SeenUNseen Focuses on African-American Art Collection

Yvonne Palkowitsh: “Guided”

Fri 9/20 @ 6-8:30PM

Despite a drumbeat of stories about the absurd eight- and nine-figure prices even contemporary works are being sold for, some amazing art collections have been accumulated by some unassuming people who don’t have deep pocketbooks. They’re usually discerning people with a deep love of art, a sense of what’s good and what matters, and an interest in some niche of art that hasn’t been recognized yet.

Such is the case of Atlanta collectors Kerry and C. Betty Davis. Kerry was a postal worker; his wife was a TV producer. And they built a huge collection of African-American art that includes pieces by such now widely recognized artists as Elizabeth Catlett, Charles White, Romere Bearden and Jacob Lawrence. While they display this art in their home and display it in their share community, it’s never been seen outside Atlanta — until now.

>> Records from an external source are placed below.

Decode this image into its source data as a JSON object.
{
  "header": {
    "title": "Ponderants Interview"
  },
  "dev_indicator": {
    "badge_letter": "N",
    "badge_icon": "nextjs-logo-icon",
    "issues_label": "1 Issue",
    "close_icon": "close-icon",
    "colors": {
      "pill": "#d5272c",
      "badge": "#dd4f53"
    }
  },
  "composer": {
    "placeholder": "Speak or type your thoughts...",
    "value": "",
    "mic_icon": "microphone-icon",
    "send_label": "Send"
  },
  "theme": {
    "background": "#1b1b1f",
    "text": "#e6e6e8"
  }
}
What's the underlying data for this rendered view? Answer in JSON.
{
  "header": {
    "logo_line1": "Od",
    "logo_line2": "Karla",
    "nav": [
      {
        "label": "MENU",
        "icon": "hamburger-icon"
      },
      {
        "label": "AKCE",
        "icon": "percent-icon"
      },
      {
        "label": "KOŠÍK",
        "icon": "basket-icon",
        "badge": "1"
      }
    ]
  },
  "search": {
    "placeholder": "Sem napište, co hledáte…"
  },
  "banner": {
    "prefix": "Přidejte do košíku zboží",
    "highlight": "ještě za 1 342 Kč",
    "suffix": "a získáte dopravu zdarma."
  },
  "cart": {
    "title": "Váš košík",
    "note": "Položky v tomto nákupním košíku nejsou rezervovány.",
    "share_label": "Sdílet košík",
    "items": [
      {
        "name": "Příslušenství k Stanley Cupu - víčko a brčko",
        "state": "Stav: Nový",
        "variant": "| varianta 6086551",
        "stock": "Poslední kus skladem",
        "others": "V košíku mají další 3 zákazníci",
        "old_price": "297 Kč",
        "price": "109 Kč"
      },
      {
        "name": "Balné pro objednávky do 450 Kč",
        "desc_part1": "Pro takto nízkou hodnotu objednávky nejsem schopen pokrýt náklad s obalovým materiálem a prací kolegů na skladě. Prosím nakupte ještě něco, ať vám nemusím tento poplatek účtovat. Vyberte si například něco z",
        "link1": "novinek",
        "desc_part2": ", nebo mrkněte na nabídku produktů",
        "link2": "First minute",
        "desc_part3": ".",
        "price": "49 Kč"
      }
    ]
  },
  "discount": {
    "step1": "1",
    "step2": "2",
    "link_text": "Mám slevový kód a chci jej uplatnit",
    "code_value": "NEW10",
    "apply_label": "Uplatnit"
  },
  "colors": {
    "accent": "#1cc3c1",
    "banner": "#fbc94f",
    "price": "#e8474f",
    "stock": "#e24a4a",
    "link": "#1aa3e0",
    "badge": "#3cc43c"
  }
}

Pieces from their collection will go on view this week at the Sculpture Center/Artists Archives of the Western Reserve campus. To supplement the show, the curators — Kerry Davis, Ann Albano on the Sculpture Center and Mindy Tousley of Artists Archives chose 67 works by 32 Ohio regional artists, the same number that will be shown from the Davis collection. They include many who are well-known locally and currently actively working and showing here including Anna Arnold, Donald Black Jr., Dexter Davis, Amber N. Ford, Dale Goode, Mark Howard, Amanda D. King, Michelangelo Lovelace Sr., Julius M. Lyles, Charmaine Spencer and Darius Steward (who currently has a show at Bonfoey Gallery).

“Most of these artists are focused on themes of relevance to the black American experience such as storytelling and fantastical events, ancestral connections, family and community,” said Albano in the event press release. “There is a wonderful freedom in the use of less conventional materials for art making including glass and a profusion of textiles to create exuberant dolls and gorgeous clothing.”

“Specific works were chosen with the Davis collection in mind so that regional artists could be shown in context,” said Tousley. “I was personally impressed by the large number of artists working in a textile medium in some fashion, and the works of NEO artists Myrya Johnson, Regina Abernathy and Tony Williams which pair up very nicely with John T. Riddle and Ealy Mays from the Davis collection.”

The free, public opening reception is Fri 9/20 @ 6-8:30pm; it features a tribute to Cleveland watercolor artist, gallerist and retired educator Malcolm Brown, who is in his late 80s. The show remains on view through Sat 11/16.